Robeson's father had been a slave on a cotton plantation in Carolina before he escaped to
the North where he became a Presbyterian minister. Robeson's mother died tragically in an
accident when Paul was not quite six. His childhood was nevertheless a happy one and family
encouragement helped him later to make his mark at high school and college, both at work
and games. At Rutgers University he distinguished himself as a football player and in the
baseball team and he won prizes for oratory. Following his father's death in 1918 he
moved to Harlem, New York City, entering Columbia University Law School two years later.
His life now took the first of many dramatic turns; he became married, involved in singing
and theatre work and visited England, qualifying as a lawyer on his return to America.
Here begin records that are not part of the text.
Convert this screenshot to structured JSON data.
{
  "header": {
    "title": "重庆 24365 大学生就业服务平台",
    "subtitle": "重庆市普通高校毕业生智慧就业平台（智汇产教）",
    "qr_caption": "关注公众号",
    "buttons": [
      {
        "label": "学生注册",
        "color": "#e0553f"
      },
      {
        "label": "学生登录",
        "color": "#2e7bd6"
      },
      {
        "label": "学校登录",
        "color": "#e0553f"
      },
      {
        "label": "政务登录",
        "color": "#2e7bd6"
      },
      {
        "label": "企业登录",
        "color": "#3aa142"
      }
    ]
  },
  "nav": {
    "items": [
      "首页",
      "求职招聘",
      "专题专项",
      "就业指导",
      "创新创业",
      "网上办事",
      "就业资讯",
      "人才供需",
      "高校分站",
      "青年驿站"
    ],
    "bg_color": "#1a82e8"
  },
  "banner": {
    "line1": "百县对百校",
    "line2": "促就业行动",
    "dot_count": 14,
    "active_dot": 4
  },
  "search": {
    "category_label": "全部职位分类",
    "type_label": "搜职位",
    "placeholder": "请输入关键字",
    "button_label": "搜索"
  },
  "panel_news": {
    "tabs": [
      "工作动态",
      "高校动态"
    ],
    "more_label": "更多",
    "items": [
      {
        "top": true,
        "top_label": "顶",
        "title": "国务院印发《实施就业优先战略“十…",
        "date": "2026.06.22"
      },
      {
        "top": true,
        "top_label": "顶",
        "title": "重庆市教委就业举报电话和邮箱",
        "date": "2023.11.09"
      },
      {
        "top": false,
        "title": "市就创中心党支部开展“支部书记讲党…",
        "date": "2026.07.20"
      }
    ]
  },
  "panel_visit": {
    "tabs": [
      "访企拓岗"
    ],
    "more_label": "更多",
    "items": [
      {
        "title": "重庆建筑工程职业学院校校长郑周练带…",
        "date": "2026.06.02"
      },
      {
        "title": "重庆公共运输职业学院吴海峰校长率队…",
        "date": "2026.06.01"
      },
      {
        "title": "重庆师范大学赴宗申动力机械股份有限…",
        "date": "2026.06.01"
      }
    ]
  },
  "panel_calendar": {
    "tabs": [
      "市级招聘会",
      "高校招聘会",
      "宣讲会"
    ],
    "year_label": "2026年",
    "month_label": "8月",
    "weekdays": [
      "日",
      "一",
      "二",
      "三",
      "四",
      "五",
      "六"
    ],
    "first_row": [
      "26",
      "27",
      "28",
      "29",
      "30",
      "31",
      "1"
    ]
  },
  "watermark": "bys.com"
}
During his subsequent career as a concert stage singer, film star and dramatic actor
Robeson played many parts, but none more compelling than the lead in Shakespeare's Othello.
His performance in the 1959 Stratford-upon-Avon production of the play was probably his
crowning achievment as an actor. In time he found it hard to separate his art from his
politics, and so it was that he moved irrevocably from being simply the interpretive artist
of his time to the role of political artist, adopting a radical, left-wing stance. He visited
Soviet Russia on several occasions and even sent his son to school in Moscow. His uncompromising
attitude aroused deep hostility among his countrymen, and in the McCarthy era he was vetted by
the House Un-American Activities Committee.
An international name in his lifetime, today Robeson is hardly known among a new generation of
black Americans. Yet he is being increasingly regarded by serious students as a monumental
figure in the struggle for civil rights in the United States and for freedom from oppression
everywhere. Either as a 'Great American' or 'Un-American', Paul Robeson springs to life again in
this book as a man of charisma and stature and as an indomitable spirit.